TOW #18: Benjamin Franklin, The Way to Wealth (1758).
Almanacs
were a very popular forms of literature during the American colonial period and
contained seasonal weather forecasts, puzzles and practical household
prints. From 1739 to 1758 Benjamin
Franklin published Poor Richard’s Almanack
under the name Richard Saunders (poor Richard) releasing up to around 10,000
print copies per year. Franklin’s
almanac was extensively popular for its use of word play and witty phrases,
which are also rampant in his essay, “The Way to Wealth”. “The Way to Wealth” is an essay written
to Franklin’s “courteous reader(s)” in attempt to influence them into following
his methods to attaining “wealth” (more like financial security).
The
essay is written as a speech from Father Abraham to a group of people in which he
explains, mostly through witty phrases, the ways in which they can become
wealthy. Many of these phrases can
still be heard today, and their meaning remembered, for example, Franklin’s
following anaphora – “Be ashamed to catch
yourself idle, when there is so much to be done for yourself, your family, your
country, and your king”-is a means to drive home his point on
laziness. Franklin’s repetition of
the word “your” accentuates the fact that it is YOUR duty to keep yourself
doing something to better you or your country’s situation and that good fortune
doesn’t come to those that wait.
Further along Franklin uses
repetition again. “You may think, perhaps, that a little tea,
or a little punch now and then, -diet a little more costly, clothes a little
finer, and a little' entertainment now and then, can be no great matter; but
remember, Many a little makes a mickle. Beware of little expenses; A small leak
will sink a great ship” Franklin repeats the word “little” to show how a
“little” here a “little” there can come to make a mickle (Scottish word meaning
great or much). New expensive
things in “little” amounts can truly ruin the point of working harder for your
money if your new fancies “sink (your) great ship”.

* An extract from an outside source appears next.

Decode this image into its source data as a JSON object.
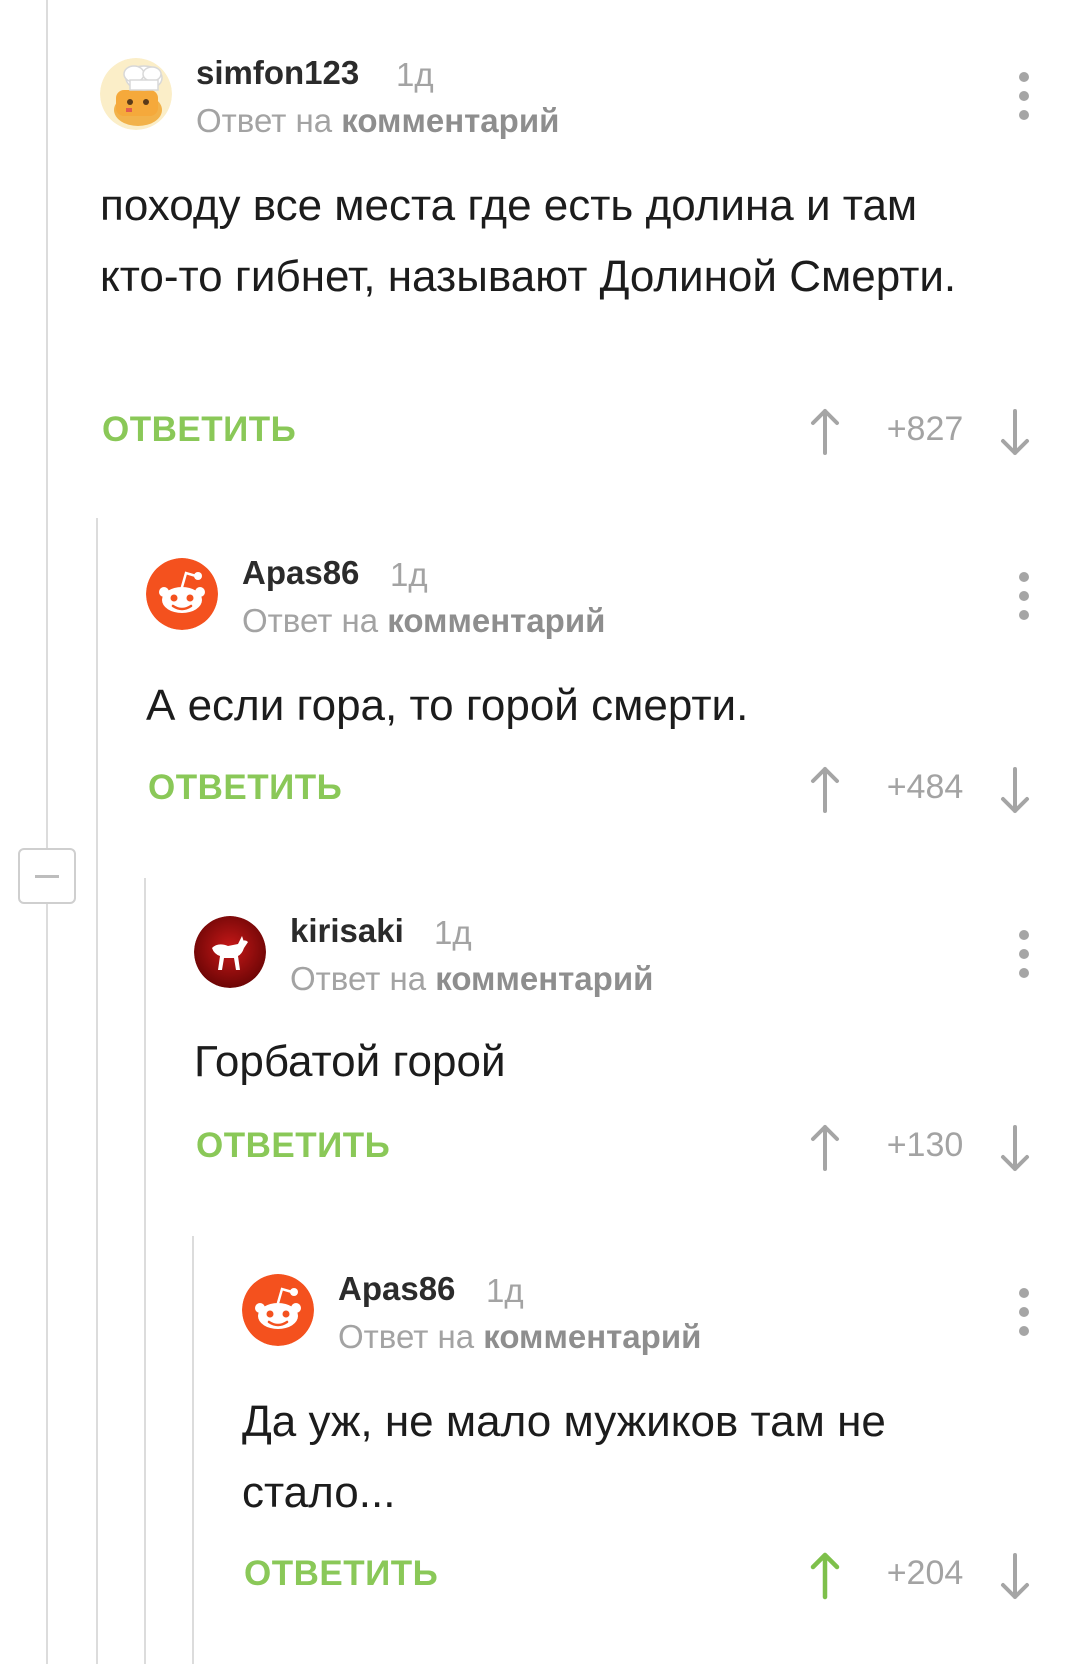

Benjamin Franklin was an inventor,
politician, political theorist, scientist, intellectual, author, one of the
Founding Fathers of the united states and the only Founding Father to have
signed all four of the essential documents in the creation of the United
States: The Declaration of Independence, The Treaty of Alliance, Amity, and
Commerce with France, The Treaty of Peace between England, France, and the
United States, and the Constitution.